Easter this year was different. As outlined on other occasions: I cannot look back on a religious upbringing. For me Easter was, actually similar to Christmas, a holiday related to the Christian traditions. Actually, very similarly to Christmas, Easter seemed more of a burden than a blessing.
I had been wondering what would happen to Easter this year, the first as a Christian and by now understanding that this is actually the celebration it all boils down to for the church. It seems strange how Christmas gets all the attention while in actual fact Easter is the most important period in the Christian calendar. This is the period of the death and resurrection of Jesus-Christ! The most important series of events in a foundational sense took place in the period leading up to the resurrection of Christ. It turned out that I was in for more than I anticipated.

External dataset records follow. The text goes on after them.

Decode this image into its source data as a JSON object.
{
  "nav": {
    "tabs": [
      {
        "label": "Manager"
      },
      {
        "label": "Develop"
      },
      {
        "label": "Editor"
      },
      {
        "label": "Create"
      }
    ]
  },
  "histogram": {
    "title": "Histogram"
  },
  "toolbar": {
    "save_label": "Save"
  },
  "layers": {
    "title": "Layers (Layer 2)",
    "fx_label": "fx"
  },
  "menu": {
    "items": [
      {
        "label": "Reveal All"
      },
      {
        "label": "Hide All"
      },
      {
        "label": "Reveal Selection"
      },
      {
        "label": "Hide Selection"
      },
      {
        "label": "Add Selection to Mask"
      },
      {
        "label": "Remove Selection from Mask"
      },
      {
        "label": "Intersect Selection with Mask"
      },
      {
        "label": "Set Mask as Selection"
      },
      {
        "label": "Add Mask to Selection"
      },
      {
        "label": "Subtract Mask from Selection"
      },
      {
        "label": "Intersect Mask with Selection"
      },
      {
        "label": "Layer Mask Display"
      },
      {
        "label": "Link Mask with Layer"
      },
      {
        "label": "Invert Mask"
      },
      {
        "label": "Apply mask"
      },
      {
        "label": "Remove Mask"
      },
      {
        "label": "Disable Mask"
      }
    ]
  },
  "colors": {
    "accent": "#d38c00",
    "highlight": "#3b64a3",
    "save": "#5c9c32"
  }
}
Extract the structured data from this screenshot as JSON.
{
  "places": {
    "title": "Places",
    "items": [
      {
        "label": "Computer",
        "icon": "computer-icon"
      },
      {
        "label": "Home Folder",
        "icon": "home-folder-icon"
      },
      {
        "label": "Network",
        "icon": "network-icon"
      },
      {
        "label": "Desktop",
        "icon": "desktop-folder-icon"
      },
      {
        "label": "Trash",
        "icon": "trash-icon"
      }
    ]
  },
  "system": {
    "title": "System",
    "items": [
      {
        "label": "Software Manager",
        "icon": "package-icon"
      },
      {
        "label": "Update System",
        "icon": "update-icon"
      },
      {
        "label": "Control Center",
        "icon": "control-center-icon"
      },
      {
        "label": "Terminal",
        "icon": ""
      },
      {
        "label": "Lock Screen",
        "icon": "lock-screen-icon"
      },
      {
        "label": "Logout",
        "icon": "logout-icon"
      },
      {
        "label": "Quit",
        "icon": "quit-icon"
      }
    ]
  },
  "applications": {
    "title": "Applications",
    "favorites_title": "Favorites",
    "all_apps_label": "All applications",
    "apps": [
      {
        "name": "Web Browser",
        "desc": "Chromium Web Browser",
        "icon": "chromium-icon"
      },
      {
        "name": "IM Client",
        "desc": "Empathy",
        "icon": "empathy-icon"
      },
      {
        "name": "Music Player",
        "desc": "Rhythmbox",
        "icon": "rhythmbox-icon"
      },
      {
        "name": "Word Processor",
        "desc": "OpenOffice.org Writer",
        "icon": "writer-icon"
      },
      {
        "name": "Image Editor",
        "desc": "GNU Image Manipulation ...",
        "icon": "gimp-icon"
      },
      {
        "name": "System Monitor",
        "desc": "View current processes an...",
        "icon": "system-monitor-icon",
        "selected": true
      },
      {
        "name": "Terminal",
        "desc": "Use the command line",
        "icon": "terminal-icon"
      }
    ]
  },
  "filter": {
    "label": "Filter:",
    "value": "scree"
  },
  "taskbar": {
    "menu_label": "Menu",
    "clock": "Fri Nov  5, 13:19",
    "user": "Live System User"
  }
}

Resurrection: the Main Event
The difference between this Easter and all the previous ones is that for the first time the resurrection story is the historic truth where in previous years I would have considered it all in a symbolic sense. My old Jesus is no longer there: the teacher, the healer, the advocate for the poor, the feeder of the hungry, the symbolic story of the death and resurrection of Jesus. Easter, previously a badly timed holiday to break the year between two Christmases is now the main event. I realize now how without the resurrection, I would not have been in church celebrating Easter: there would not have been a church. The past weeks leading up to this first real Christian Easter have at the same time been restless, more than ever since my conversion. Not only did I come to realize how actually Easter is the main event; this is also the first time that Easter had become a personal matter. One of the most important realizations for me personally was that Christ did not just die for us; he died for each and every one of us. With that realization all of a sudden Easter, the crucifixion and resurrection get a completely different meaning; they become something personal. Without a doubt the resurrection is the foundational event for all the ways in which we may know God and be known to Him; the crystallization of His reconciliation with His creation through a series of events that all form part of the price that had to be paid. When the penny drops as it did for me that this is all not just in a general sense but in a personal sense, the equation changes dramatically. You can’t help but standing back and be marvelled.
Have you had your Easter yet?
While we may want to stay on the surface, Easter is also a celebration that is preceded by a series of actually horrible events that form an integral part of the story. The events preceding the resurrection show like nowhere else the workings of evil in the world. They include betrayal, denial, trial, death, burial. Where Jesus’ death and resurrection become personal so do these less pleasurable events. This inevitably leads to the very important question: have you had your Easter yet, personally that is?
It’s actually very easy to say “yahoo, Christ is resurrected.” But, if Easter is something personal, the question becomes: “Ok he is raised from the death but is he alive in me?”
The restlessness made sense. Almost as without realizing it, I went deep inside to seek those places where there are crosses, crucifixion, denial, betrayal, lies and other evil, buried so carefully in tombs with heavy stones covering the entry so as to avoid them opening up again. Finding so many opened and empty tombs, personal deaths conquered was a great experience. Christ’s resurrection as my own. Just imagine: Easter all of a sudden became about Christ at the door: wanting to be let in completely and fully, not settling for me trying to keep some of those tombs closed and hidden. You can run but you cannot hide from God. And that same God seeks to love me in any way he can, invited or not. Just imagine!
The Easter celebration is all about the most foundational event for all the ways in which we may know God and be known by God. Without the resurrection there would not have been Christianity, a church. Christ would have been what he used to be for me: the ultimate guru, with his teachings as the ultimate guide for humanism. I doubt if we’d remembered it in the way we do at Easter. It is the moment of the paradigm shift, the moment where relation was placed before religion, since that is what Christ’s death and resurrection seems really about to me.
I have been celebrating a series of events that made God’s law the promise; the Kingdom of the Father for each and every one of us if we let it.
Burdensome and painful as it may be – in a sense I was walking the road to Calvary time and time again – facing my own hidden places of buried darkness and death for the sake of resurrection; it now seems to me like the required way to grow as a Christian. And while I have plenty of cause for celebration there is also still plenty of work to be done; plenty of deaths to be conquered, plenty of tombstones to be shifted. It’s quite something to realize I had my personal Easter. It’s even more stimulating to realize to know that I do not have to wait for the next one to come, I can have an Easter any day. With God by my side, Jesus as my Lord and saviour and the Holy Spirit to guide me, every day could become another Easter celebration: a personal celebration of conquering another cross of death inside. Praise the Lord.